Выбрать главу

Я опять глотаю свой витаминизированный коктейль. Вытираю губы салфеткой и чувствую, что кто-то стоит у меня за спиной.

— Дорогой Луис, — говорю я не оборачиваясь, — ты сегодня что-то запоздал!

Это Луис Гренье, до недавнего времени заведовавший единственной в городе аптекой, собственностью «Сосьете де Бамако».

— Я-то пришел вовремя, — говорит Луис, — это ты поторопился!

Он усаживается напротив и долго смотрит на меня с легким укором в добрых, немножко грустных провансальских глазах. Глаза у него темные, шоколадно-черные, с золотистыми точечками вокруг зрачков — в них жаркий юг, аромат апельсинов, искристость крепкого южного вина. А подернувшая их грусть — легкие пушистые облачка, гонимые приморским ветром над свежей зеленой равниной.

— Ты все упорствуешь с отъездом? — спрашивает Луис.

Он улыбается официантке, которая принесла ему виски, и пристально смотрит ей вслед.

— Не все ли равно, где умереть! — отвечаю я с улыбкой и, дождавшись, когда он опять обратит на меня глаза, в свою очередь спрашиваю его:

— А ты как решил, Луис?
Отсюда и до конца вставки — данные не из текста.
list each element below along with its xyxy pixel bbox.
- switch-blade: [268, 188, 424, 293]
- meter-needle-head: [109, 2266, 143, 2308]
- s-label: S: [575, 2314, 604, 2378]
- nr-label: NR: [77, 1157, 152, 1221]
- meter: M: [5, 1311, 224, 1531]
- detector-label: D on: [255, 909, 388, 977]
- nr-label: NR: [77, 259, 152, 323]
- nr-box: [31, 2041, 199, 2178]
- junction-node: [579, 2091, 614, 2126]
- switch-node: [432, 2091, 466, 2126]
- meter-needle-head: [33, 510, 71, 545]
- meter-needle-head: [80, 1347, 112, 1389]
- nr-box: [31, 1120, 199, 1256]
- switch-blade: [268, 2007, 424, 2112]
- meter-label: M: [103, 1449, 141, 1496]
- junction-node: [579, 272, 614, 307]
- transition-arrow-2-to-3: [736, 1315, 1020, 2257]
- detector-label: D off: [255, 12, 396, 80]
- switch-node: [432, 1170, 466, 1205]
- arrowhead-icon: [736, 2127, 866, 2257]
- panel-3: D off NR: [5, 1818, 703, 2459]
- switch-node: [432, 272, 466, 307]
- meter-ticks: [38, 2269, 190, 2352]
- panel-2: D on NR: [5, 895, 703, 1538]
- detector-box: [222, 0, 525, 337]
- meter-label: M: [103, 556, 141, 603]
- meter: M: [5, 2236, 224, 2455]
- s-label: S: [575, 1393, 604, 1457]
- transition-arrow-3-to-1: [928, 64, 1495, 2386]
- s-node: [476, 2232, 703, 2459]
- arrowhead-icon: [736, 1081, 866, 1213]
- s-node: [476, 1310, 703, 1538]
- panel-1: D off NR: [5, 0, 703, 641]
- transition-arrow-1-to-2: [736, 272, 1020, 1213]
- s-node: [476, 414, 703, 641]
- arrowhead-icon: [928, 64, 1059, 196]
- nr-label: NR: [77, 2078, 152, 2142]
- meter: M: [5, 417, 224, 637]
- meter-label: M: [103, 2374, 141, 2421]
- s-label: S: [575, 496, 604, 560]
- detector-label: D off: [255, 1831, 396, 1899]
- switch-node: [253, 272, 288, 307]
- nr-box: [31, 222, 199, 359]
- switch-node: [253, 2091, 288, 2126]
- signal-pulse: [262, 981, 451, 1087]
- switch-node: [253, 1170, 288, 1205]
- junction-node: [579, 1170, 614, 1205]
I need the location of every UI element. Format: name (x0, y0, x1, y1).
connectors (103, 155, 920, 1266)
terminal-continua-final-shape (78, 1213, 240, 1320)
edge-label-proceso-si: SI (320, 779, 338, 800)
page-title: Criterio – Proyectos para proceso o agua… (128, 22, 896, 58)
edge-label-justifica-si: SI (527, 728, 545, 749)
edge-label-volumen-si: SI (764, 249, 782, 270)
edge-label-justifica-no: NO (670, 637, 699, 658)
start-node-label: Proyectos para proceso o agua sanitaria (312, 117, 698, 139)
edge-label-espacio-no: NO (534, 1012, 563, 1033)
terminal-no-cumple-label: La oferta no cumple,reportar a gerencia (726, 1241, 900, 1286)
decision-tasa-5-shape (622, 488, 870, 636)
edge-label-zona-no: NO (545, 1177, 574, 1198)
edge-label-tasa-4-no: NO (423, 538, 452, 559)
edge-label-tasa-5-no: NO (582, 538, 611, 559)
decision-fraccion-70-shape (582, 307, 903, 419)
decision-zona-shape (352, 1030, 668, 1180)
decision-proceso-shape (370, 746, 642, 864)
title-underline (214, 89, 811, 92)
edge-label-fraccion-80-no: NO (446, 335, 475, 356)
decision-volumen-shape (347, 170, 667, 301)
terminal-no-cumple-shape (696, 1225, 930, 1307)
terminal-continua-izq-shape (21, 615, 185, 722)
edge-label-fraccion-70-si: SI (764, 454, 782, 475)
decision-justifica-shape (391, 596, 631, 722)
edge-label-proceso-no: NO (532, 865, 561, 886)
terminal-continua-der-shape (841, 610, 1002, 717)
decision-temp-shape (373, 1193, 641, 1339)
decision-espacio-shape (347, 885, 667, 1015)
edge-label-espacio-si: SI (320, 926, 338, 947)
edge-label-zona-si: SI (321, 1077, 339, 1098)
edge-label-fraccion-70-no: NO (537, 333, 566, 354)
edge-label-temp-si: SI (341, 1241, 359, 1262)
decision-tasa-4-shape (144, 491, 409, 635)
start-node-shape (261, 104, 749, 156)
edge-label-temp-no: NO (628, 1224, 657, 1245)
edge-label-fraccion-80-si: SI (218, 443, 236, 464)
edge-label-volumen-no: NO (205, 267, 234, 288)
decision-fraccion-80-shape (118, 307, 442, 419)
Уезжаешь?

— Господи боже мой! — воскликнул Луис со вздохом. — Разве я знаю! — Этот молодой человек, смуглый и кудрявый, похож на неопытного леопарда, попавшего в капкан. — Разве я знаю! — повторяет он.

Не так уж сложна его драма, но он переживает ее остро, с повышенной эмоциональностью южанина. А произошло с ним следующее. Тотчас после освобождения правительство национализировало аптеку, и «Сосьете де Бамако» предписала своему служащему немедля возвратиться во Францию. Луис, левый радикал, сочувствовал освободительному движению, и потому малийское министерство социального обеспечения предложило ему остаться на своем месте, даже выразило готовность увеличить ему жалованье на сто малийских франков. Луис обрадовался этому предложению, но из дирекции «Сосьете де Бамако» ему напомнили, что он французский подданный и что, если он останется в Мали, на службе у малийского правительства, это навряд ли понравится некоторым влиятельным лицам на Кэ д’Орсэ.

— Был бы здесь хоть один опытный человек, который смог бы сразу меня заменить! — вздыхает Луис.

— Значит, ты решил уехать?

— Я?

Самолюбие южанина наносит молниеносный удар по благоразумию чиновника.

— Ты.

Благоразумие оказывается в положении «нокдаун», и Луис переходит на «вы».

— Вы, видимо, плохо меня знаете, мсье Киров!

Я снисходительно улыбаюсь и молчу.

Благоразумие, видимо, оправилось после нокдауна, и теперь оно в свою очередь атакует южный гонор. Резкие прямые удары слева, справа, в печень, в диафрагму… Луис сопит, глотает слюну, глаза у него мутнеют, он похож на обессилевшего боксера, который не в состоянии продолжать бой.

— Когда я вернусь туда, — он кивает в северном направлении, — меня раздавят там как гниду, уверяю вас. Ведь я, мсье Киров, не имею миллиона, чтобы купить концессию на собственную аптеку. Я не имею даже восьмой Части того, что называют миллионом. Придется обивать пороги в поисках службы, но тогда мне припомнят: «А, это вы были глухи, когда отечество вас призывало?» Скажете, «Сосьете де Бамако» — это еще не отечество… Ах, бросьте, мсье Киров, вы можете сказать все, что угодно, но они захлопнут дверь перед моим носом, непременно захлопнут… Или загонят меня в какой-нибудь приальпийский ларек продавать аспирин туристам!

— Оставайся здесь, Луис, — говорю я. — Люди тебя любят.

— В том-то и суть, и я их люблю.

— Так за чем дело стало?

Этот южанин сидит в своем углу на ринге, сжавшийся, угасший. Мне противно смотреть на игрока, который вышел из игры. Вместо сочувствия он почему-то пробуждает во мне необъяснимую злобу.

— Вот что, Луис, — говорю я, глядя поверх его головы, — у тебя один выход, единственный, который соответствует благородству твоей души.

— А именно? — спрашивает Луис с надеждой.

— Иди к Нигеру, выбери место поглубже и бросайся вниз головой.

— И ты даешь мне этот совет, отлично зная, что я не умею плавать?